Hadoop in the past few years as a project has changed significantly, but recent changes are not as radical as they once were. For example, there was a major split between the old and the new MapReduce APIs, with the new API lacking several utilities but a revamped interface. There was quite a bit of time when deciding which one to use was a very awkward. With the release of 1.0, a significant increase in users for mission-critical purposes, mature commercial support from several companies, and more, Hadoop has now gotten to the point where it has to be stable.
Second, at this point users have had time to determine what works well and what does not. I could have come up with a bunch of patterns that nobody has ever used before, but there would be no point to it. With a more mature community of experts that has repeatedly identified and solved problems, the most common solutions have developed into design patterns.
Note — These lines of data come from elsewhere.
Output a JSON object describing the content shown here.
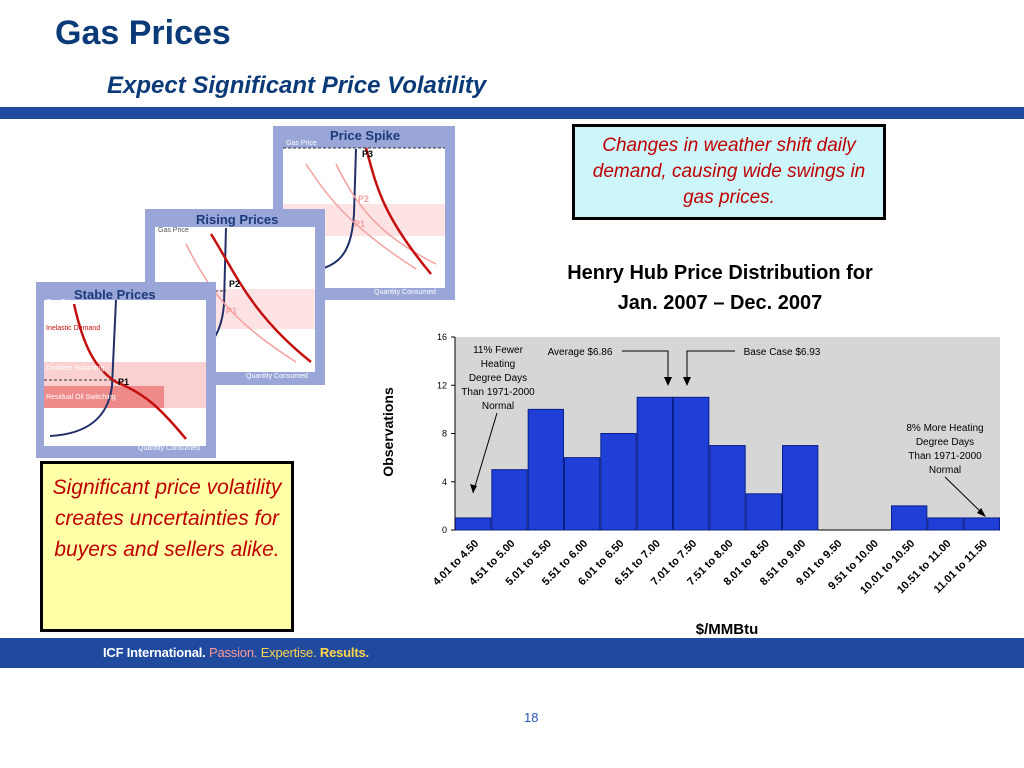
{
  "slide": {
    "title": "Gas Prices",
    "subtitle": "Expect Significant Price Volatility",
    "page_number": "18"
  },
  "callouts": {
    "weather": "Changes in weather shift daily demand, causing wide swings in gas prices.",
    "volatility": "Significant price volatility creates uncertainties for buyers and sellers alike."
  },
  "footer": {
    "company": "ICF International.",
    "tag_passion": "Passion.",
    "tag_expertise": "Expertise.",
    "tag_results": "Results."
  },
  "panels": {
    "stable": {
      "title": "Stable Prices",
      "ylabel": "Gas Price",
      "xlabel": "Quantity Consumed",
      "point": "P1",
      "label_demand": "Inelastic Demand",
      "label_switching": "Distillate Switching",
      "label_residual": "Residual Oil Switching"
    },
    "rising": {
      "title": "Rising Prices",
      "ylabel": "Gas Price",
      "xlabel": "Quantity Consumed",
      "point_high": "P2",
      "point_low": "P1"
    },
    "spike": {
      "title": "Price Spike",
      "ylabel": "Gas Price",
      "xlabel": "Quantity Consumed",
      "point_top": "P3",
      "point_mid": "P2",
      "point_low": "P1"
    }
  },
  "chart_data": {
    "type": "bar",
    "title_line1": "Henry Hub Price Distribution for",
    "title_line2": "Jan. 2007 – Dec. 2007",
    "xlabel": "$/MMBtu",
    "ylabel": "Observations",
    "ylim": [
      0,
      16
    ],
    "yticks": [
      "0",
      "4",
      "8",
      "12",
      "16"
    ],
    "categories": [
      "4.01 to 4.50",
      "4.51 to 5.00",
      "5.01 to 5.50",
      "5.51 to 6.00",
      "6.01 to 6.50",
      "6.51 to 7.00",
      "7.01 to 7.50",
      "7.51 to 8.00",
      "8.01 to 8.50",
      "8.51 to 9.00",
      "9.01 to 9.50",
      "9.51 to 10.00",
      "10.01 to 10.50",
      "10.51 to 11.00",
      "11.01 to 11.50"
    ],
    "values": [
      1,
      5,
      10,
      6,
      8,
      11,
      11,
      7,
      3,
      7,
      0,
      0,
      2,
      1,
      1
    ],
    "grid": false,
    "colors": {
      "bar": "#1f3fd6",
      "plot_bg": "#d6d6d6"
    },
    "annotations": {
      "fewer": [
        "11% Fewer",
        "Heating",
        "Degree Days",
        "Than 1971-2000",
        "Normal"
      ],
      "average": "Average $6.86",
      "base": "Base Case $6.93",
      "more": [
        "8% More Heating",
        "Degree Days",
        "Than 1971-2000",
        "Normal"
      ]
    }
  }
}
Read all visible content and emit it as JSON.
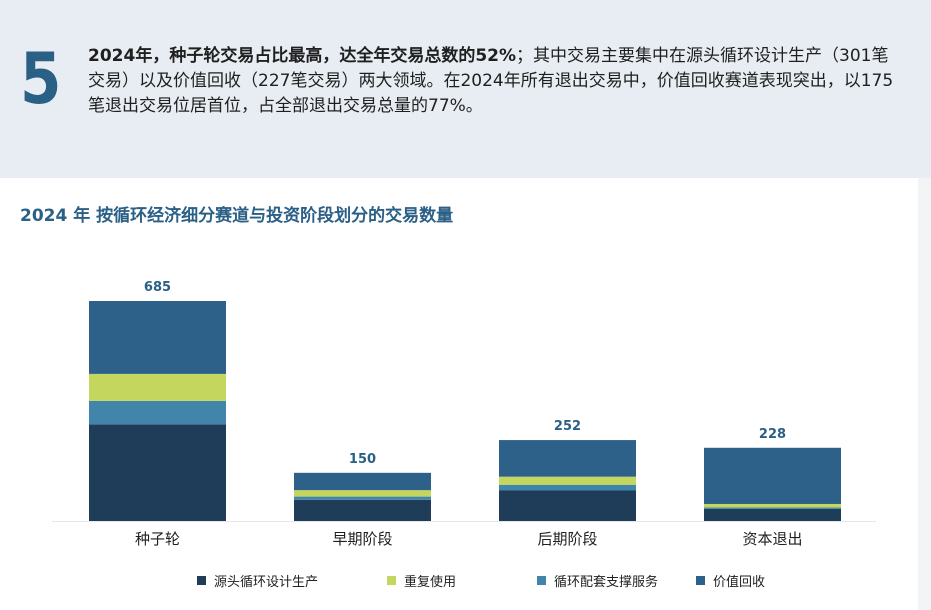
{
  "header": {
    "number": "5",
    "summary_bold": "2024年，种子轮交易占比最高，达全年交易总数的52%",
    "summary_rest": "；其中交易主要集中在源头循环设计生产（301笔交易）以及价值回收（227笔交易）两大领域。在2024年所有退出交易中，价值回收赛道表现突出，以175笔退出交易位居首位，占全部退出交易总量的77%。"
  },
  "chart_data": {
    "type": "bar",
    "stacked": true,
    "title": "2024 年 按循环经济细分赛道与投资阶段划分的交易数量",
    "categories": [
      "种子轮",
      "早期阶段",
      "后期阶段",
      "资本退出"
    ],
    "totals": [
      685,
      150,
      252,
      228
    ],
    "series": [
      {
        "name": "源头循环设计生产",
        "color": "#1f3c58",
        "values": [
          301,
          66,
          95,
          38
        ]
      },
      {
        "name": "循环配套支撑服务",
        "color": "#4186aa",
        "values": [
          73,
          10,
          18,
          4
        ]
      },
      {
        "name": "重复使用",
        "color": "#c5d65e",
        "values": [
          84,
          20,
          25,
          11
        ]
      },
      {
        "name": "价值回收",
        "color": "#2e6189",
        "values": [
          227,
          54,
          114,
          175
        ]
      }
    ],
    "legend": {
      "order": [
        "源头循环设计生产",
        "重复使用",
        "循环配套支撑服务",
        "价值回收"
      ],
      "placement": "bottom"
    }
  }
}
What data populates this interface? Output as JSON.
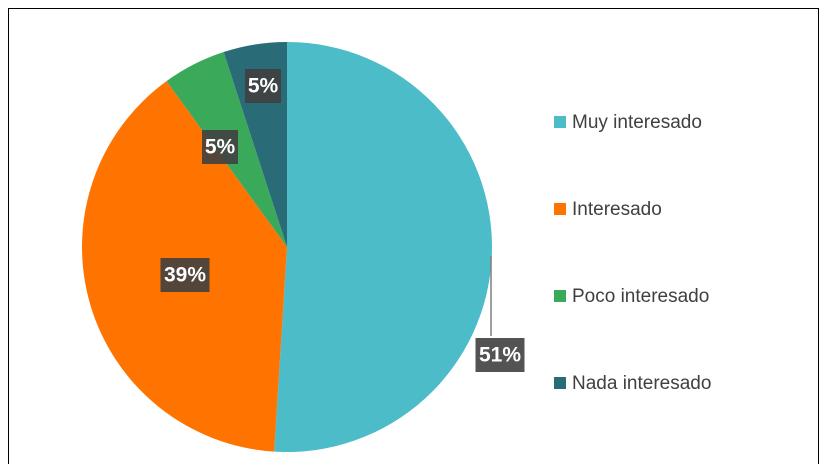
{
  "chart_data": {
    "type": "pie",
    "categories": [
      "Muy interesado",
      "Interesado",
      "Poco interesado",
      "Nada interesado"
    ],
    "values": [
      51,
      39,
      5,
      5
    ],
    "value_labels": [
      "51%",
      "39%",
      "5%",
      "5%"
    ],
    "colors": [
      "#4bbcc8",
      "#ff7300",
      "#3aa95a",
      "#2a6b78"
    ],
    "legend": "right"
  }
}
There have been a few other places that have written about MapReduce design patterns. My favorite is a blog post by Ilya Katsov which is closest in spirit to my book. I think his approach for patterns is very similar to mine, reaffirming my belief that this is an important topic. Next, is Data-Intensive Text Processing with MapReduce by Jimmy Lin and Chris Dyer, one of the first books written on Hadoop and MapReduce. It covers several design patterns, but for the most part sticks to the text-related domain of problems. I think this book was a great start, but is not general and domain-independent. Then, there are the countless mailing list posts, StackOverflow answers, blog posts, etc. that document little tidbits here and there. Nothing in the book MapReduce design patterns is new or novel. But having useful patterns diluted with marginal ones has made the gems harder to find, necessitating a guide that separates the signal from noise.
The time is right…
The Hadoop community is ready for an authoritative source of MapReduce design patterns, which I hope the contents of my book can either be or inspire. Here are the reasons why this is all coming together:
- It’s not too early
- Groups of engineers are building patterns independently, but having a hard time sharing them with the rest of the community
- There are tons of new Hadoop users every day that could leverage experts’ documentation
- MapReduce is a new way of thinking that may not be intuitive to everyone right away, so some ways to solve problems may sneak up on people
- MapReduce design patterns provide a foundation for higher-level abstractions such as Pig, Hive, and who knows what else will come next
Hopefully I’ve convinced you that MapReduce design patterns are a good thing: this really has to be a community effort in the long run. Get the word out! Blog about new patterns that you discover, or perhaps talk about them at a Hadoop conference or local Hadoop meetup. This will be even more crucial as Hadoop continues to change. With the nature of data shifting towards even more challenging formats such as audio, imagery, video, and bio we’ll see some new patterns crop up to tackle the challenges of each. New libraries, tools, and abstractions will be built that will make some of the current patterns useless and in turn will open up the doors for completely new patterns. Another possibility is to just enable currently existing patterns to be implemented more elegantly. Also, with the advent of YARN, and with the rise of other Hadoop ecosystem components, the list of useful patterns for Hadoop will expand beyond MapReduce.
The only way we can keep up is to make the commitment as a community to documenting, discussing, and refining patterns for the greater good, much like the object-oriented programming community has done to great success.